Vulnerable libuTP protocol could have been used to force torrent apps to send malicious traffic

torrent
torrent

BitTorrent has moved to fix a flaw that would have enabled hackers to hijack file sharing applications to carry out DDoS attacks.        

The flaw was found in libuTP, which is used in many BitTorrent applications including uTorrent, Vuze and the BitTorrent client itself.

The flaw affects protocols that rely on the User Datagram Protocol (UDP) for data transmission as UDP does not perform source address validation.

A hacker could send a connection request with spoofed address to a BitTorrent client forcing this to send an acknowledgement packet to an unsuspecting victim. A second request could be sent with the same spoof address and a random acknowledgement to start a BitTorrent handshake.

The client would accept the second request and send a handshake response to the victim as well. As the victim wouldn't respond, the BitTorrent client would resend the data up to four times, amplifying the attack.

The technique was disclosed in a research paper two weeks ago and submitted to the 9th Usenix Workshop on Offensive Technologies. The flaw could by exploited by sending maliciously modified data to vulnerable BitTorrent applications and force them to flood a victim with data up to 120 times bigger than the original request.

In a blog post, engineers at BitTorrent said the flaw was the result of a weakness in a reference implementation called libuTP. The flaw was fixed by an update that forces BitTorrent clients to require acknowledgments from connection initiators before providing long responses.

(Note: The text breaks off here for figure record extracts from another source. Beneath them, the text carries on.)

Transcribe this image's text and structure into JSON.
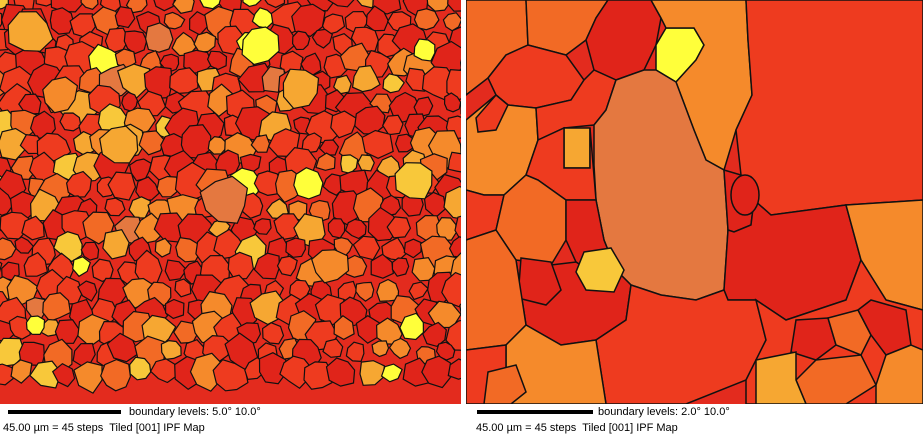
{
  "colors": {
    "background_red": "#e32b1e",
    "boundary": "#111111",
    "grain_palette": [
      "#e0241a",
      "#ee3b1f",
      "#f26a25",
      "#f58a2b",
      "#f6a732",
      "#f8c83a",
      "#ffff3a",
      "#e47840"
    ]
  },
  "maps": [
    {
      "label": "left-ipf-map",
      "boundary_levels": "boundary levels: 5.0° 10.0°",
      "scale_text": "45.00 µm = 45 steps",
      "map_title": "Tiled [001] IPF Map"
    },
    {
      "label": "right-ipf-map",
      "boundary_levels": "boundary levels: 2.0° 10.0°",
      "scale_text": "45.00 µm = 45 steps",
      "map_title": "Tiled [001] IPF Map"
    }
  ]
}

“Many BitTorrent products make use of libµTP because it can detect network congestion and automatically throttle itself. This self-throttling characteristic makes BitTorrent, µTorrent and BitTorrent Sync friendlier to home networks. However, a flaw in the way libuTP handles incoming connections may leave many clients vulnerable to become unknowing accomplices in amplification attacks as reflectors,” said the blog post.

The fix, while not preventing DDoS reflection, does stop the effects of amplification.

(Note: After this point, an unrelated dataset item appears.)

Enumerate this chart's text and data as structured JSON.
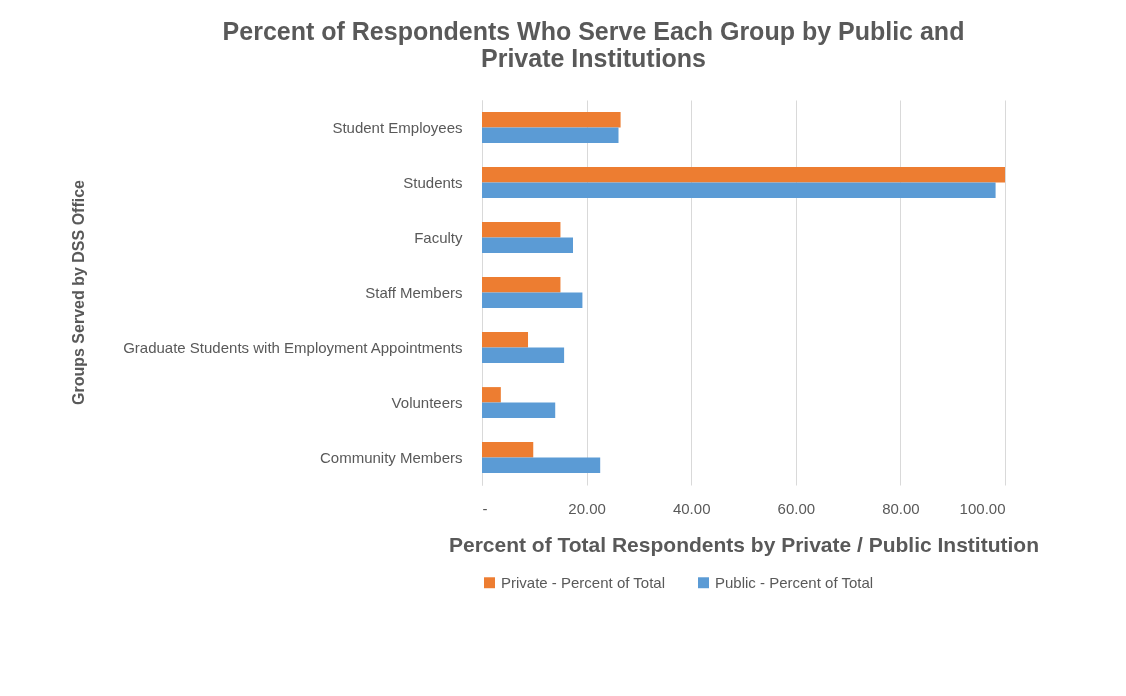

Gavin Reid, vice president of threat intelligence at Lancope, told SCMagazineUK.com that even though the protocol is patched, the problem will still exist until all the installed clients are patched. “There are many different BitTorrent clients, many with no automatic update capabilities,” he said.

Reid added that organisations need to have strong DDoS detection and mitigation technologies and processes in place to detect if their users are being misused in an attack.

“With the correct network telemetry being captured, a simple query or alert for many clients packets vs. few server packets can provide that detection,” said Reid.